Sept ans qu'un champion du monde n'est pas sorti du Tour d'Espagne. Pourquoi ?

ENVOYé SPECIAL EN ALLEMAGNE ERIC DE FALLEUR

STUTTGART Romans Vainsteins est le dernier coureur à être monté sur la plus haute marche du podium d'un Championnat du Monde, alors qu'il ne sortait pas de la Vuelta. C'était à Plouay, il y a sept ans déjà. Depuis, les six champions suivants, mais aussi la plupart de ceux qui montèrent à leur côté sur les podiums respectifs, voire qui se classèrent parmi les dix premiers des mondiaux, avaient tous pris le départ (mais n'étaient pas nécessairement arrivés à Madrid, trois semaines plus tard) du Tour d'Espagne.

Le petit tableau ci-contre en est l'illustration évidente. La Vuelta est manifestement devenu le point de passage obligé pour effectuer, dans la foulée, un bon Mondial et cela encore plus depuis que, il y a trois ans, le calendrier a encore rapproché la fin du grand tour de l'épreuve arc-en-ciel . De quatorze jours jusqu'alors, il n'y en a plus que sept depuis 2004 et il est donc plus facile, dès lors, de bénéficier des effets bénéfiques de la Vuelta.

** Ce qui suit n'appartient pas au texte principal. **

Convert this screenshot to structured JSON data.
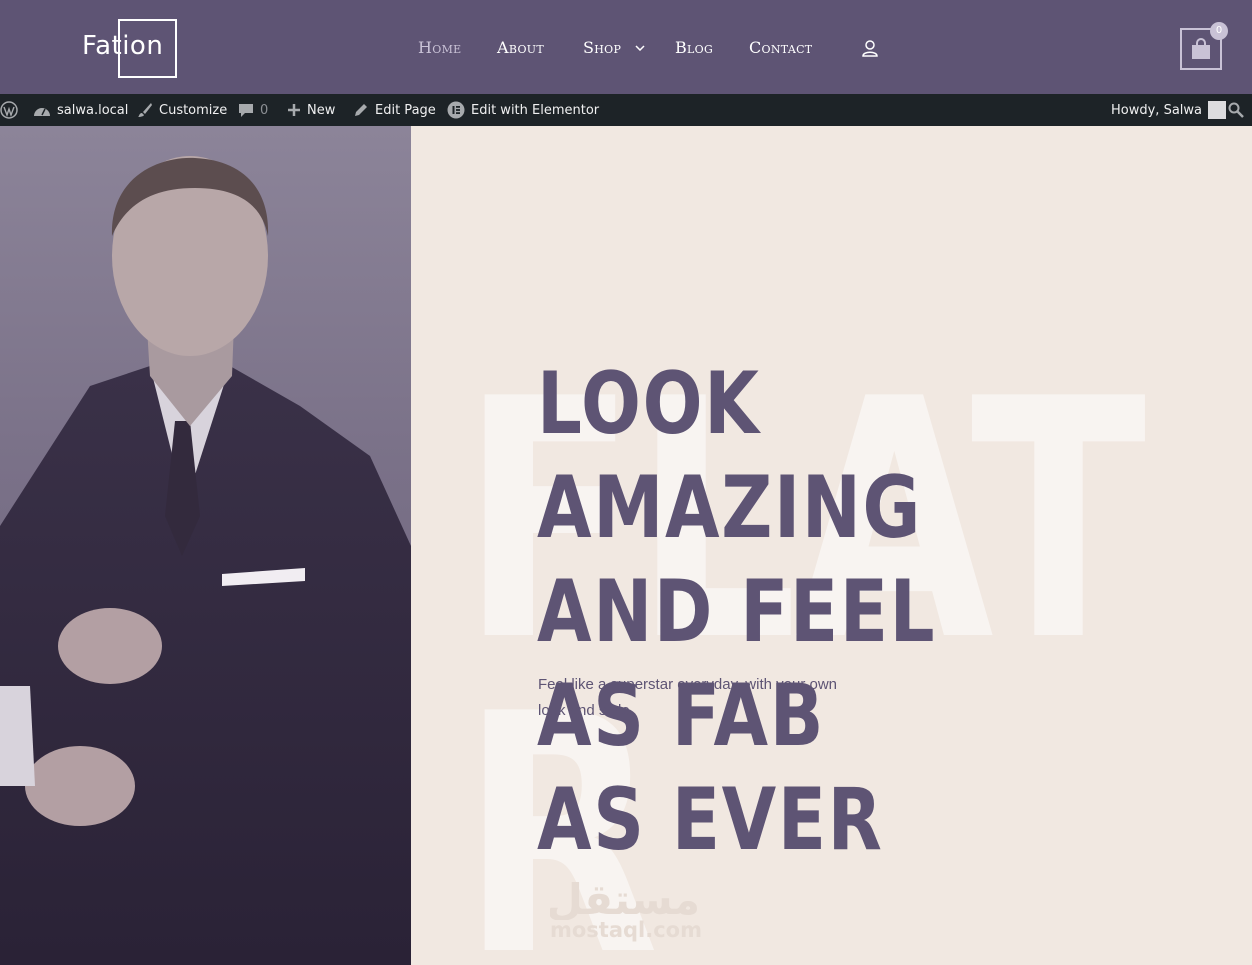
{
  "header": {
    "logo_text": "Fation",
    "nav": [
      {
        "label": "Home",
        "active": true
      },
      {
        "label": "About",
        "active": false
      },
      {
        "label": "Shop",
        "active": false,
        "has_dropdown": true
      },
      {
        "label": "Blog",
        "active": false
      },
      {
        "label": "Contact",
        "active": false
      }
    ],
    "cart_count": "0",
    "colors": {
      "header_bg": "#5e5474",
      "nav_active": "#c9c2d6",
      "accent": "#5e5474"
    }
  },
  "admin_bar": {
    "site_name": "salwa.local",
    "customize": "Customize",
    "comments_count": "0",
    "new": "New",
    "edit_page": "Edit Page",
    "edit_elementor": "Edit with Elementor",
    "howdy": "Howdy, Salwa"
  },
  "hero": {
    "headline_lines": [
      "LOOK AMAZING",
      "AND FEEL AS FAB",
      "AS EVER"
    ],
    "subtext": "Feel like a superstar everyday, with your own look and style",
    "background_word_1": "FLAT",
    "background_word_2": "R",
    "image_description_icon": "portrait-image"
  },
  "watermark": {
    "arabic": "مستقل",
    "latin": "mostaql.com"
  }
}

"En venant d'Espagne, on a neuf chances sur dix d'être en forme , explique Philippe Gilbert, qui découvrait cette année la course espagnole. On en a une sur deux dans le cas contraire, c'est ce que m'a dit Carlo Bomans et j'espère qu'il a raison."

Les chiffres plaident en cette faveur, mais n'est-ce pas la mode qui conduit de plus en plus les principaux coureurs à passer par l'Espagne pour se préparer à l'épreuve arc-en-ciel ? "J'ai trouvé que courir la Vuelta est un plus , dit Gilbert. Vous faites des efforts pendant trois semaines, vous êtes massés tous les soirs, soignés, vous n'avez que la course à penser et les conditions météos sont excellentes. Alors qu'il y avait du soleil et 25 degrés en Espagne, il en faisait dix de moins chez nous où il pleuvait."

Certains en rajoutent même, comme Stefan Schumacher, qui sera dimanche l'un des principaux favoris, et qui, plusieurs fois, a rallongé les étapes de la Vuelta par des sorties derrière la voiture de son équipe. Pourtant, l'Allemand n'a pas vu Madrid. "Ce n'est même pas nécessaire d'abandonner comme l'ont fait Bettini ou Schumacher (ou voulait le faire Freire avant que sa blessure à la selle ne l'y contraigne), dit Alain Deloeil, le directeur sportif de Cofidis. Les derniers jours, il y avait un chrono de vingt kilomètres et une étape de cent bornes. Bettini il a sûrement roulé cent kilomètres dimanche dernier."

Le risque est de décompresser, essentiellement mentalement, entre l'arrivée à Madrid et le Mondial. "Si dans la semaine qui suit vous continuez à être sérieux et à faire attention, vous marchez ensuite" , poursuit Deloeil. Une affirmation partagée par Koos Morenhout, le lieutenant de Denis Menchov sur la Vuelta et qui sera, dimanche, un des fers de lance de l'équipe des Pays-Bas. "Sur un grand tour, comme la Vuelta, qui n'est quand même pas aussi dur que le Tour, vous faites des efforts intensifs pendant trois semaines , dit le champion néerlandais. À cette époque de la saison, où la motivation fait défaut, c'est impossible de faire cela à l'entraînement."